The album is Zauner’s first since 2021, when she released Japanese Breakfast’s breakthrough record, Jubilee, and her bestselling prose debut, which charts her repeated visits to the cult Korean grocer H Mart following her mother’s death. In the span of a year, Zauner went from indie upstart to a staple of the mainstream music and literary circuits—an exhilarating and all-consuming crash course in hyperexposure.

The now-36-year-old mentions a dinner party around that time where the filmmaker Cameron Crowe, an idol of Zauner’s, leaned over to recite a line of her book back to her. “Who writes like that? You write like that!” he exclaimed. “That was maybe one of the top five moments of my life,” she recalls animatedly.
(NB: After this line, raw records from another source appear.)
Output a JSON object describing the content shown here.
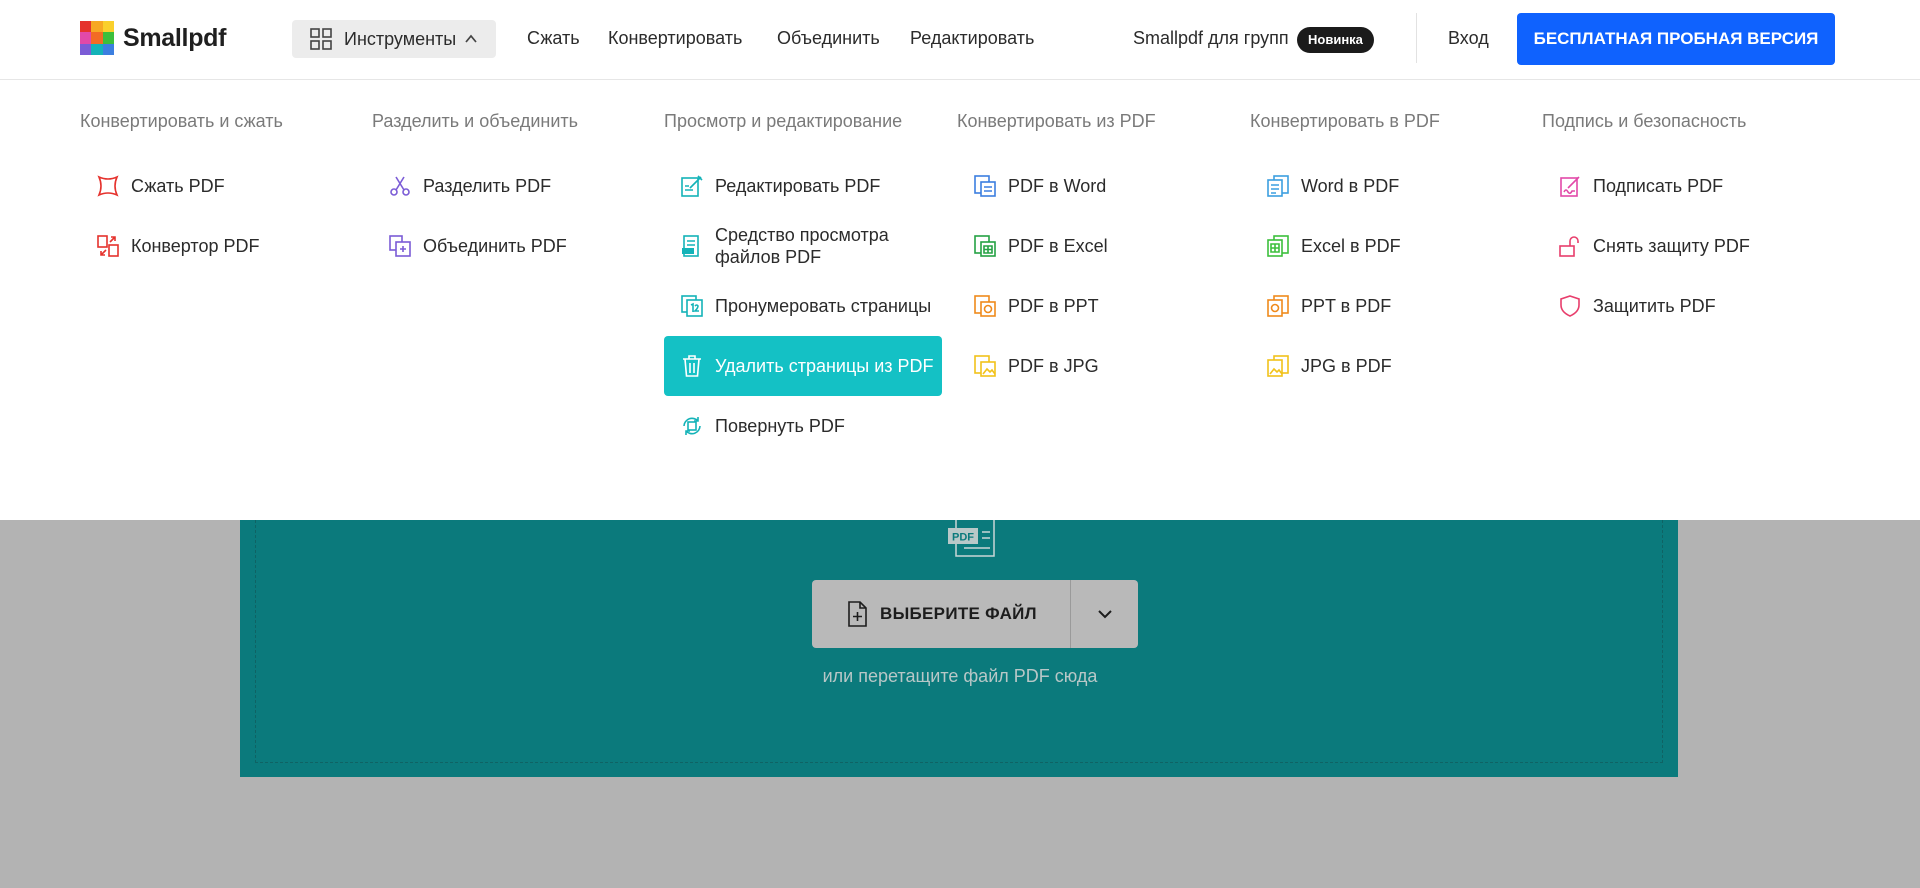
{
  "header": {
    "logo_text": "Smallpdf",
    "tools_label": "Инструменты",
    "nav": [
      "Сжать",
      "Конвертировать",
      "Объединить",
      "Редактировать"
    ],
    "teams_label": "Smallpdf для групп",
    "badge": "Новинка",
    "login": "Вход",
    "trial_button": "БЕСПЛАТНАЯ ПРОБНАЯ ВЕРСИЯ"
  },
  "menu": {
    "columns": [
      {
        "title": "Конвертировать и сжать",
        "items": [
          {
            "label": "Сжать PDF",
            "icon": "compress-icon",
            "color": "#e5322d"
          },
          {
            "label": "Конвертор PDF",
            "icon": "convert-icon",
            "color": "#e5322d"
          }
        ]
      },
      {
        "title": "Разделить и объединить",
        "items": [
          {
            "label": "Разделить PDF",
            "icon": "scissors-icon",
            "color": "#7b5cd6"
          },
          {
            "label": "Объединить PDF",
            "icon": "merge-icon",
            "color": "#7b5cd6"
          }
        ]
      },
      {
        "title": "Просмотр и редактирование",
        "items": [
          {
            "label": "Редактировать PDF",
            "icon": "edit-icon",
            "color": "#14b3b8"
          },
          {
            "label": "Средство просмотра файлов PDF",
            "icon": "viewer-icon",
            "color": "#14b3b8"
          },
          {
            "label": "Пронумеровать страницы",
            "icon": "page-numbers-icon",
            "color": "#14b3b8"
          },
          {
            "label": "Удалить страницы из PDF",
            "icon": "trash-icon",
            "color": "#ffffff",
            "active": true
          },
          {
            "label": "Повернуть PDF",
            "icon": "rotate-icon",
            "color": "#14b3b8"
          }
        ]
      },
      {
        "title": "Конвертировать из PDF",
        "items": [
          {
            "label": "PDF в Word",
            "icon": "pdf-to-word-icon",
            "color": "#3c7fe0"
          },
          {
            "label": "PDF в Excel",
            "icon": "pdf-to-excel-icon",
            "color": "#25a244"
          },
          {
            "label": "PDF в PPT",
            "icon": "pdf-to-ppt-icon",
            "color": "#ef8a1c"
          },
          {
            "label": "PDF в JPG",
            "icon": "pdf-to-jpg-icon",
            "color": "#f2c21b"
          }
        ]
      },
      {
        "title": "Конвертировать в PDF",
        "items": [
          {
            "label": "Word в PDF",
            "icon": "word-to-pdf-icon",
            "color": "#3c9fe0"
          },
          {
            "label": "Excel в PDF",
            "icon": "excel-to-pdf-icon",
            "color": "#3cbf3c"
          },
          {
            "label": "PPT в PDF",
            "icon": "ppt-to-pdf-icon",
            "color": "#ef8a1c"
          },
          {
            "label": "JPG в PDF",
            "icon": "jpg-to-pdf-icon",
            "color": "#f2c21b"
          }
        ]
      },
      {
        "title": "Подпись и безопасность",
        "items": [
          {
            "label": "Подписать PDF",
            "icon": "sign-icon",
            "color": "#e249a8"
          },
          {
            "label": "Снять защиту PDF",
            "icon": "unlock-icon",
            "color": "#e83e6c"
          },
          {
            "label": "Защитить PDF",
            "icon": "shield-icon",
            "color": "#e83e6c"
          }
        ]
      }
    ]
  },
  "upload": {
    "file_icon_label": "PDF",
    "choose_button": "ВЫБЕРИТЕ ФАЙЛ",
    "drop_hint": "или перетащите файл PDF сюда"
  },
  "colors": {
    "accent_blue": "#0f62fe",
    "active_item": "#14c1c5",
    "upload_bg": "#0b7a7c",
    "overlay": "#b3b3b3"
  }
}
Zauner’s genre funambulism echoes the latitude of artists like Patti Smith, whose M Train and Just Kids share many of the same bookshelves as Crying in H Mart. The tomes are more than memoirs penned by musicians—they’re snapshots of the cultural moments that sparked them, and glimpses into the emotional topographies of the artists who soundtracked those periods.

In 2021, Zauner was reaching for levity in the midst of grief, and the resulting Jubilee was shot through with the same unwavering optimism and sugary sweet production of K-pop bands that, though wholly distinct from Zauner’s sound, had begun to familiarize American audiences with Korean culture, the absence of which Zauner felt acutely growing up. That album was a salve during a hard time, and Crying in H Mart’s intimate depiction of losing and finding one’s own culture hit stands at a moment when audiences seemed particularly hungry for “diverse” voices—a now-dubious appetite when our current political framework prizes conformity.

On For Melancholy Brunettes, Zauner follows this darker turn to its inevitable end. “Plotting blood with your incel eunuchs / I could be the home you need,” she laments on “Mega Circuit,” an account of hitching oneself to a young radical. The 10-track record explores the seductive nature of ambition and vice—and in the wake of Zauner’s sharp ascent, fame.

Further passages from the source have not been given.